O prazer dele era tomar a cervejinha, tomava devagar, mas o copo não ficava cheio. Amava a comidinha de mãe, da esposa e da dona Vilma, mãe de Oton. Torcia pelo América e para o Palmeiras. “Sou palmeirense por ele”, diz o neto.

Mas um dia o doutor proibiu de vez Xote de fumar cigarro e ele deu conta de fumar escondido por meses. Não era à toa que chamava carinhosamente dona Charlot de Branquinha, mas também de dona Bronquinha, afinal, ela sabia o amor teimoso que tinha.

Xote era apelido por ser um exímio pé de valsa.
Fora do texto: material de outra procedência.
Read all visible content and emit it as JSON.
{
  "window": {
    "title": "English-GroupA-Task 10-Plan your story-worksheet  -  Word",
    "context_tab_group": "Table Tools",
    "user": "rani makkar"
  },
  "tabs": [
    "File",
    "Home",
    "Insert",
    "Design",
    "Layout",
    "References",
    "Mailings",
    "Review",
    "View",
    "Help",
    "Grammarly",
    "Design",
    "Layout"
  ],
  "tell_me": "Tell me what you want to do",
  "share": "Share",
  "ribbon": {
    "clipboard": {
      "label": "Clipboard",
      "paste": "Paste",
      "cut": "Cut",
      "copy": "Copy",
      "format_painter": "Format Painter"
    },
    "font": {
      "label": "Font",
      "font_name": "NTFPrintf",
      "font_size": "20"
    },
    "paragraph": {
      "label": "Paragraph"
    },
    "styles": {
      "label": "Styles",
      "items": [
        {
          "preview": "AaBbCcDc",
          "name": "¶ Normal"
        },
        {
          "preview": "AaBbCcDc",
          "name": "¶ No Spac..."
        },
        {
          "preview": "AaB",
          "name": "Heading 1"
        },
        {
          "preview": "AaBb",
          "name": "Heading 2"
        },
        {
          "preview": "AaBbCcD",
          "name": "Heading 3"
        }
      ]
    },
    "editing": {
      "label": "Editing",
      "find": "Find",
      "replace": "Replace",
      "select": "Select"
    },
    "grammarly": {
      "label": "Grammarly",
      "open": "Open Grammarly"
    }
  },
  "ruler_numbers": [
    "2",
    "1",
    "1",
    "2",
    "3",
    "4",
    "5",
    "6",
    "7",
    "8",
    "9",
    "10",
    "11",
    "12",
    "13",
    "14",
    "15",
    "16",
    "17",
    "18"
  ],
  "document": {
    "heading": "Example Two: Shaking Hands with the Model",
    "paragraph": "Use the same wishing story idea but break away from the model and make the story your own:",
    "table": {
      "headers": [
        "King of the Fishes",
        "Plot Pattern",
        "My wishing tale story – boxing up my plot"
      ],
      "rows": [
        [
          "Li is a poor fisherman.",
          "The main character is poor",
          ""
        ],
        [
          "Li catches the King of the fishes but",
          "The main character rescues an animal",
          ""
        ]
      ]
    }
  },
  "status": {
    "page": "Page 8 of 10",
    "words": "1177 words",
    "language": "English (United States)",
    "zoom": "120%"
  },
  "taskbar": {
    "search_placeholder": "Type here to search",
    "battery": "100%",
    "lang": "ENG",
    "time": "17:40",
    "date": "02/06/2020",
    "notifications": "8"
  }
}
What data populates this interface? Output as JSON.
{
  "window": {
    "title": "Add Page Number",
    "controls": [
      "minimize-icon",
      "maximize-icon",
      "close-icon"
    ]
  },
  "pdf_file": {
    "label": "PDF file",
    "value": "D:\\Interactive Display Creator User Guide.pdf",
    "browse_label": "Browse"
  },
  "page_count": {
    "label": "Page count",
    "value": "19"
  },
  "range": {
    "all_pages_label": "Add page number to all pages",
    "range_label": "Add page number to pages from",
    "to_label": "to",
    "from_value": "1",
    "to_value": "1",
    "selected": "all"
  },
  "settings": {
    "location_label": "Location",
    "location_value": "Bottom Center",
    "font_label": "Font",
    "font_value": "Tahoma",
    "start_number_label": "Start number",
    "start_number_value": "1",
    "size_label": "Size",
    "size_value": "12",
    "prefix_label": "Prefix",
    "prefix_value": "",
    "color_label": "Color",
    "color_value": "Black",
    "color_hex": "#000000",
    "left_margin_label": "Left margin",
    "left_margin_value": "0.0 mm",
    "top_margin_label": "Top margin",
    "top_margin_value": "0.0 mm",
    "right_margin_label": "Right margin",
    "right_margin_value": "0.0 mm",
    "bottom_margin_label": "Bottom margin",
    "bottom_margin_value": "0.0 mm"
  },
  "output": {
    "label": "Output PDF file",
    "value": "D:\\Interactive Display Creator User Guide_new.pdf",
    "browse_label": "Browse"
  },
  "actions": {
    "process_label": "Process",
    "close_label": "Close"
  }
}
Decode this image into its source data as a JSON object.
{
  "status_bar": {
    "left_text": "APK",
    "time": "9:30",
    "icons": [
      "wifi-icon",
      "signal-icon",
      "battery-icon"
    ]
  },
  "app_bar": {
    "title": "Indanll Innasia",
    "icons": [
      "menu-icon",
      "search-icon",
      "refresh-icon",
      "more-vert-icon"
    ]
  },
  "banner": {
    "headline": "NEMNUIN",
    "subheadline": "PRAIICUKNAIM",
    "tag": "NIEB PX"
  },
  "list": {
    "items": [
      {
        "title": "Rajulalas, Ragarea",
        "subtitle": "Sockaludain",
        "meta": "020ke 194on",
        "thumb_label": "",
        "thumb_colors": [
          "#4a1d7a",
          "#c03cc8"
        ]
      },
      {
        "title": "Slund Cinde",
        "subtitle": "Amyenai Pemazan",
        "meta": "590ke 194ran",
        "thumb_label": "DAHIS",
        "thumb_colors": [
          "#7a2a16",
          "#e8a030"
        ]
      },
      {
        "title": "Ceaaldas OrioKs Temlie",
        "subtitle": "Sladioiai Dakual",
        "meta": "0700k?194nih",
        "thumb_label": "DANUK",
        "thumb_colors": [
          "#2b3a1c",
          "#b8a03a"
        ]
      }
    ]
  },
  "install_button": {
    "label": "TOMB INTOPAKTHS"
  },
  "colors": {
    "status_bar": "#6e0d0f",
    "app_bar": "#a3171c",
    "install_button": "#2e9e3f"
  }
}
Foi então que em 4 de outubro de 1998, um enfisema pulmonar fez parar de vez o coração de Xote, que deixou esposa, dois filhos e seis netos.

O que ficou de quem partiu? Ao ouvir a pergunta o neto se emociona. Com olhos marejados ele segura o livro de Manoel que ainda não terminou de ler, porque cada palavra o faz reviver os melhores instantes de Xote. “O que ficou? A simplicidade. Porque hoje a sociedade é carente de pessoas que falam de coisas simples. Mas ele e seu amigo Manoel de Barros, eram pessoas com visões simples da vida. Hoje, vejo que somos nós que complicamos demais, nos escravizamos e distanciamos das nossas origens”, declara o neto.